Make sure to establish whether or not your car insurance covers road damage to the car – driving around on gravel roads tends to be tricky, and even dangerous. When renting a car, check your agreement for all details pertaining to damage and liability insurance, as levels of cover vary. If you don’t have a home policy that covers you for every eventuality, it’s best to
pre-book via a multinational car hire company while still in your home country.
Finding a parking space in the city centre can be a bit of a nightmare, especially during peak hours. The ubiquitous neon-bibbed traffic wardens, or car guards, as they’re known here, are another factor to contend with when deciding on where to park. Some are official, donning orange vests and carrying around meters, and some are chancers, appearing from out of nowhere and expecting alms when the time comes for you to leave.
If you aren’t keen to contend with this, drive around a bit longer and find an underground parking garage or parking lot, which are generally safer and involve less unwanted hassle.
When parking on the street during the day, don’t under any circumstances leave your car on a yellow or red line, because your vehicle will be clamped, or worse towed, resulting in a painfully tedious and pricey (up to R1,000) recovery process. If your car has been towed, contact the traffic department’s towing section (021 406 8861). Remember to park in a well-lit, populated area if you can’t find an official parking lot when going out at night.

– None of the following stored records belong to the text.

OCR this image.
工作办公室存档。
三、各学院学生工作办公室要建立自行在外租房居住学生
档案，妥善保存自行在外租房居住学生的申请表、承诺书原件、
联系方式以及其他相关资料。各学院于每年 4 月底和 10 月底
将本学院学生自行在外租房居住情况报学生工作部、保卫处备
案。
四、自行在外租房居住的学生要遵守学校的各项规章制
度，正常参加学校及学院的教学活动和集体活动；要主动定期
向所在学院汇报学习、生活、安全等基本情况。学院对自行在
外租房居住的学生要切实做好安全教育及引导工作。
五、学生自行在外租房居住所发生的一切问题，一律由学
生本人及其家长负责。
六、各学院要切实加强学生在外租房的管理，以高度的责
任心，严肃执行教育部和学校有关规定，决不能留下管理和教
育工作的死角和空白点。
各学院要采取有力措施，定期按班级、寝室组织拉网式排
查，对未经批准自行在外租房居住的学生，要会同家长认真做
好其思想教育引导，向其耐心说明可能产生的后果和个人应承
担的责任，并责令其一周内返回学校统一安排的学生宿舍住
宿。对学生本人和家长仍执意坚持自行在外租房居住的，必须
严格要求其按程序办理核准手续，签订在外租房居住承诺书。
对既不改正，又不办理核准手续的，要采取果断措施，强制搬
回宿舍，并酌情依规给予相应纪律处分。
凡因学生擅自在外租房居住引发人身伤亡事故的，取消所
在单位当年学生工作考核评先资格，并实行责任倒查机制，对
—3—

Apart from the City Bowl, which is easily navigable afoot, the rest of Cape Town is really more of a driver’s town, predominantly because of the distances involved, but also because it’s the safest way to get around. The city centre, V&A Waterfront and beachside promenades lend themselves to leisurely strolling and are quite safe thanks to efforts made through local initiatives and authorities. Walking around the periphery of the City Bowl on
your own isn’t advisable if you’re unfamiliar with the area though – tourists unfortunately make the softest targets. Here are some general safety tips worth bearing in mind:
• Avoid dark, isolated areas.
• Don’t walk alone.
• When lost, try to find a police or traffic officer, or go to the nearest shop or petrol station to ask for directions.
• Wearing a flashy camera around your neck is tantamount to carrying a neon sign flashing, ‘Tourist!’. If you’re packing valuables, keep them in a backpack or shoulder bag and carry it close to your body.
• Never carry large sums of cash with you. Keep small change in your wallet or purse and bank notes and credit cards in an inside pocket.
• Steer clear of anyone claiming to have a stash of Calvin Klein perfume at a special discount or offering you the opportunity to get rich quickly. Sadly, there are also con artists who’ll play on your sympathies to make a quick buck.
• When in doubt, call a cab. Always carry the number of a reliable company.
Tours are a great way to explore the city’s bustling, ever-changing streets, squares and hotspots – and get clued up on the preparations for 2010. There are also many specialist tours that delve a little deeper into various aspects of the Cape’s history. The following are recommended walking tour operators:
Central City Walking Tours (021 419 1881/www.capetownpartnership.co.za).
Cape Town on Foot (021 462 4252/www.wanderlust.co.za).
Footsteps to Freedom (021 671 6878/083 452 1112/www.footstepstofreedom.co.za).